A choppy monsoon is bad for automobile companies that depend on rural demand. That is why the prices of these stocks have fallen from their peaks. And things look quite bleak for companies that cater directly to agriculture (think tractor manufacturers). That is why some smart analysts are placing their bets on tractor and utilities vehicles major Mahindra & Mahindra (M&M), which has seen its stock price fall from Rs 525 in July to Rs 430 now. First, overall agricultural production is expected to remain flat despite the below-average monsoon. "The production loss of 10 per cent in the Kharif season should be compensated by higher output in the Rabi season," explains Rashi Talwar Bhatia, auto analyst at Motilal Oswal Securities. That means tractor and utility vehicle sales should be very strong in the coming quarters. M&M is positioning itself to take advantage of this expected spurt in demand by tying up with nationalised banks like Dena Bank and Central Bank, among others, for financing tractors. Secondly, M&M is also jumping into the export bandwagon in a big way. Exports (vehicles as well as spare parts) are expected to contribute 15 per cent of its sales by 2005-06, up from around 4 per cent in 2003-04. This is expected to add significantly to both the top and bottomlines. So, use the current fall to your advantage.

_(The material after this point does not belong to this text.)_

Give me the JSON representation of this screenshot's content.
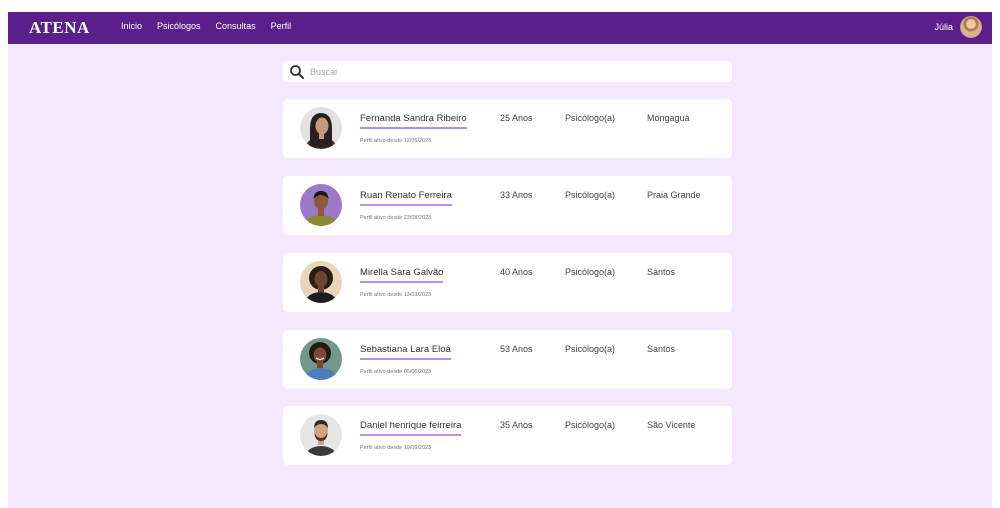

The investing fraternity is divided on whether to go for banking stocks right now. This is because an increase in the interest rate structure is a double-edged weapon. The opportunities thrown up by the pick-up in corporate credit (the main reason for this expected increase) are enormous. Simultaneously, though, it will result in a huge fall in gilt prices, thereby eroding their investment holdings. What is the way out? Go for HDFC Bank, which has small treasury profits and, therefore, is largely insulated against gilt price movements. But what makes HDFC Bank really unique is its demonstrated ability to grow faster than others without taking too many risks. It does this by launching innovative products. For example, it will soon launch a doorstep service to deliver foreign exchange to individual customers in Delhi and Mumbai. The bank also has the ability to identify and squeeze profits out of niche markets. "HDFC Bank has already cornered a major share of the stock broking business in India," says Nimish Shah, Director and CEO of Parag Parikh Financial Advisory Services. Besides, HDFC Bank's corporate portfolio is expected to grow at a much higher rate this year compared to 15 per cent last year because of the expected spurt in corporate spending. This will result in higher profits and, hopefully, in higher stock prices.